Le double rôle de la Chine dans la lutte contre le réchauffement climatique

Depuis le 30 novembre, Paris accueille la 21ème conférence sur le climat. L’objectif annoncé est de limiter le réchauffement climatique en dessous de 2°C. Mais pour y parvenir, il faudra un engagement de l’ensemble des pays. Et notamment de la Chine, 1er pays émetteur de gaz à effet de serre, qui, malgré la multiplication des pics de pollution, freine pour parvenir à un accord.

La situation interpelle : alors que vient de s’ouvrir la COP21 à Paris, rendez-vous majeur pour la lutte contre le réchauffement climatique, la Chine enregistre une succession de pics de pollution élevés. Les images de Pékin engloutie par une brume épaisse sont impressionnantes mais surtout, et cela est plus alarmant, récurrentes. Pourtant, la position de la Chine sur le sujet reste toujours complexe, le pays ne souhaitant pas sacrifier son économie sur l’autel de l’écologie.

Croissance vs écologie

Les formidables taux de croissance de la Chine sur la dernière décennie n’ont pas été réalisés sans sacrifice, notamment du point de vue environnemental.
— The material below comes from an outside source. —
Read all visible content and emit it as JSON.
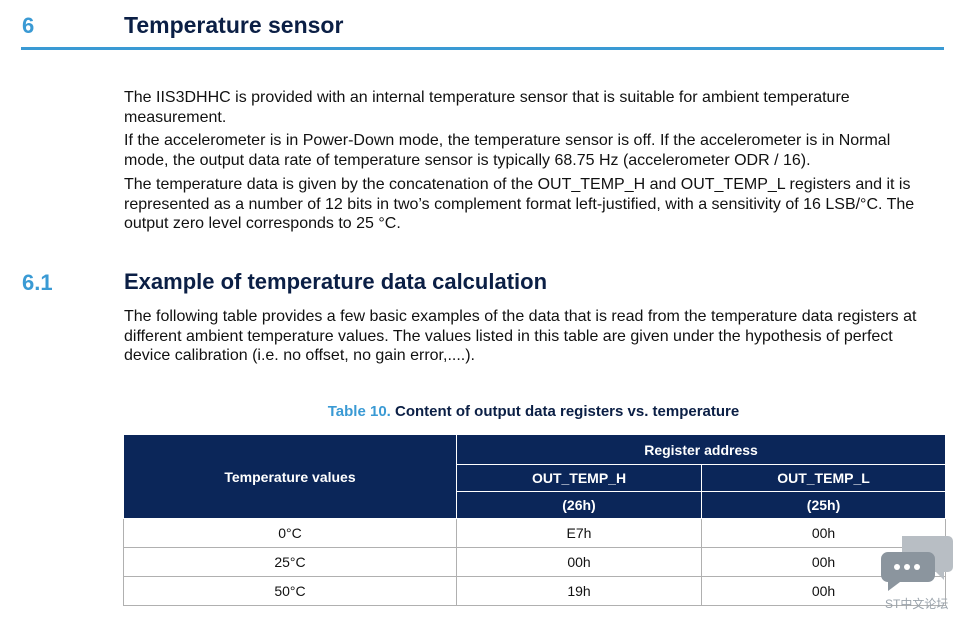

Symbole marquant de l’essor économique chinois, le barrage des Trois-Gorges sur le fleuve Yangtse est un véritable gouffre écologique entrainant des conséquences irréversibles sur tout un écosystème. Plus généralement, la Chine représente 28% des émissions mondiales de CO2, ce qui en fait le plus gros émetteur mondial. En cause, une consommation basée essentiellement sur les énergies fossiles (plus de 70% de l’électricité), Pékin étant en effet le plus grand producteur et consommateur de charbon au monde.

Pourtant le gouvernement chinois se serait bien passé de cette première place, volée aux Etats-Unis en 2007. Parallèlement, il est hors de question de faire ralentir l’économie par des mesures écologiques drastiques alors que cette dernière commence à montrer des signes de ralentissement. Ainsi, en préambule de la COP21, la Chine a tenté de composer avec ces deux variables lors de l’annonce de ses objectifs en matière environnementale. Le pays souhaite faire culminer ses émissions de CO2 mais seulement en 2030 et atteindre 20% d’énergies non fossiles dans son mix en 2030. Egalement, d’ici à 2020, les centrales au charbon seront modernisées, afin de diminuer leurs émissions polluantes de 60%. Ce qui devrait, à terme, permettre d’éviter le rejet d’environ 180 millions de tonnes de CO2 chaque année.

Le double rôle de la Chine au plan international

Au-delà de ses frontières, la Chine est aussi confrontée à un dilemme. Bien consciente du rôle qu’elle a à jouer lors des négociations de la COP21, la deuxième puissance économique du monde souhaite se placer au même niveau que les Américains en tant que « dirigeants du monde », tout en affirmant sa position de leader vis-à-vis des pays émergents.

Aussi le président Xi Jinping a-t-il appelé les pays développés à « assumer leurs engagements », dont le principal : financer les politiques climatiques du Sud. Le chef de l’Etat chinois doute en effet de la volonté réelle des pays riches de financer la transition énergétique (à savoir, un financement de 100 milliards de dollars par an et une promesse de réduction des émissions de CO2 de 25 à 40% d’ici à 2020). Reste à savoir dans quel camp il entend réellement se placer.